A: First of all the regional media organizations don’t want to risk and face pressures and restrictions. Here their main “assistant” is self-censorship. They know very well which topics are not encouraged by the local power to be published, thus simply no articles covering such topics appear.

Q: Are there any privileges regional media is entitled to, which are they?

A: The primary privilege possessed by the regional media is unfortunately misused. The privilege is their being regional citizens. The local media organizations, their staffs and journalists know the district, people of their community, their problems, local and regional authorities, their behavior and activities, as well as good and bad features best of all. I suppose that the local market and issues bothering the local society are the fundamental resources of the regional media, of course, events of state designation are important too, but regional problems shouldn’t be disregarded.

Q: Which are the fields still closed for the regional media activity and why?

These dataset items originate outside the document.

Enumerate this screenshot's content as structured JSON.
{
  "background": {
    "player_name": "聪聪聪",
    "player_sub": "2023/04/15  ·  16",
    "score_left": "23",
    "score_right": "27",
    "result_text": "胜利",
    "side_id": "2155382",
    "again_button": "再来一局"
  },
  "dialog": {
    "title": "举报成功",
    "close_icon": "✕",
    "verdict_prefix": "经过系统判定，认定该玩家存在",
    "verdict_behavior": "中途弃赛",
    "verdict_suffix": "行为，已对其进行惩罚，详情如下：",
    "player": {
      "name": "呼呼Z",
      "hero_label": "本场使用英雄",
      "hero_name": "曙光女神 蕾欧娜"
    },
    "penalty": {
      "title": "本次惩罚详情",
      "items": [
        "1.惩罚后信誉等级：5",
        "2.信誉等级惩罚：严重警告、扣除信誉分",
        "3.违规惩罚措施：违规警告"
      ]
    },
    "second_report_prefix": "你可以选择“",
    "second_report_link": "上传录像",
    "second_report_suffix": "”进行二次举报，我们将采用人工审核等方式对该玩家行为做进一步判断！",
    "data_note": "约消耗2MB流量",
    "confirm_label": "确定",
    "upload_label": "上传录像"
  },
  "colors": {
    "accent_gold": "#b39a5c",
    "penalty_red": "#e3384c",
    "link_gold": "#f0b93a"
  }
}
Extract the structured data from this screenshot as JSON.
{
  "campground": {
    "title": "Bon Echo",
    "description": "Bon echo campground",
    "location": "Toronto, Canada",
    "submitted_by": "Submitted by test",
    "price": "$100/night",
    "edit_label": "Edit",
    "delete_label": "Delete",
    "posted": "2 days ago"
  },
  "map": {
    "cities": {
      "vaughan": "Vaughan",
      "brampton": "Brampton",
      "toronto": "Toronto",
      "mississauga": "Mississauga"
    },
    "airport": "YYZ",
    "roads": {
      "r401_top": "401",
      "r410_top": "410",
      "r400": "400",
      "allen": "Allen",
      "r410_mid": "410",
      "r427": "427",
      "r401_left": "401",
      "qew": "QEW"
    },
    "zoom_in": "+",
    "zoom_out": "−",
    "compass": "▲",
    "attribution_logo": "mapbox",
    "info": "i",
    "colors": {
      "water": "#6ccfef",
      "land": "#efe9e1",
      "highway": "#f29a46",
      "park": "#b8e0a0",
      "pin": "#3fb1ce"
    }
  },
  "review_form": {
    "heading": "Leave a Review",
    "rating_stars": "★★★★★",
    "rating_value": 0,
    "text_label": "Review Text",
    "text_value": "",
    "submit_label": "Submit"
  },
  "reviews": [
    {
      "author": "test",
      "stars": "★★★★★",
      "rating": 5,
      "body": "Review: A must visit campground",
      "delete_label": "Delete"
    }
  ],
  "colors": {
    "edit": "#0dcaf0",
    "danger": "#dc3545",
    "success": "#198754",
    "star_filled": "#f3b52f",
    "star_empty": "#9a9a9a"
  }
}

A: There is little or no coverage on local corruption, as the regional corruptionists master a lot of methods to punish the local media (territorial issues, advertisement blocks, tax pressures if necessary, even National Security Service (NSS) appearance, etc). In one region “the director” is an NSS official, in the second one – the regional governor, in the third one – the mayor and so on, and all of them are interrelated. Nothing more could be expected under corruption that has occupied the country. So some of the media organizations have to shelter under this or that “roof”; one “cooperates” with a parliamentarian, the second – with a mayor, the third – with a regional governor, the next with an oligarch, etc. “Let us survive to see what we are still to endure”, here is the credo followed by 8-9 media organizations out of the 10. The situation is almost the same for Yerevan broadcasters; the “roof” surface is different.

Q: How has the regional media been effected by the developments in the field of media during recent years?

A: Regional broadcasters have learnt bitter lessons from deprivation of airtime of A1Plus and Noyan Tapan TV channels and from the “authoritarian regime” battle of GALA TV and have turned to local mass entertaining, promoting and advertising means. Most of them have drifted away from the media mission; they have reduced the broadcasted news programs or have no such at all, or organize such programs randomly in the case of a funded project. There are, of course, exceptions. The regional print media shows signs of life from election to election; weaker organizations dream of an annual government funding, stronger ones, especially in Shirak, Lori and Syunik regions do their best to independently enlarge their consumer market paying more and more attention to advertisement market.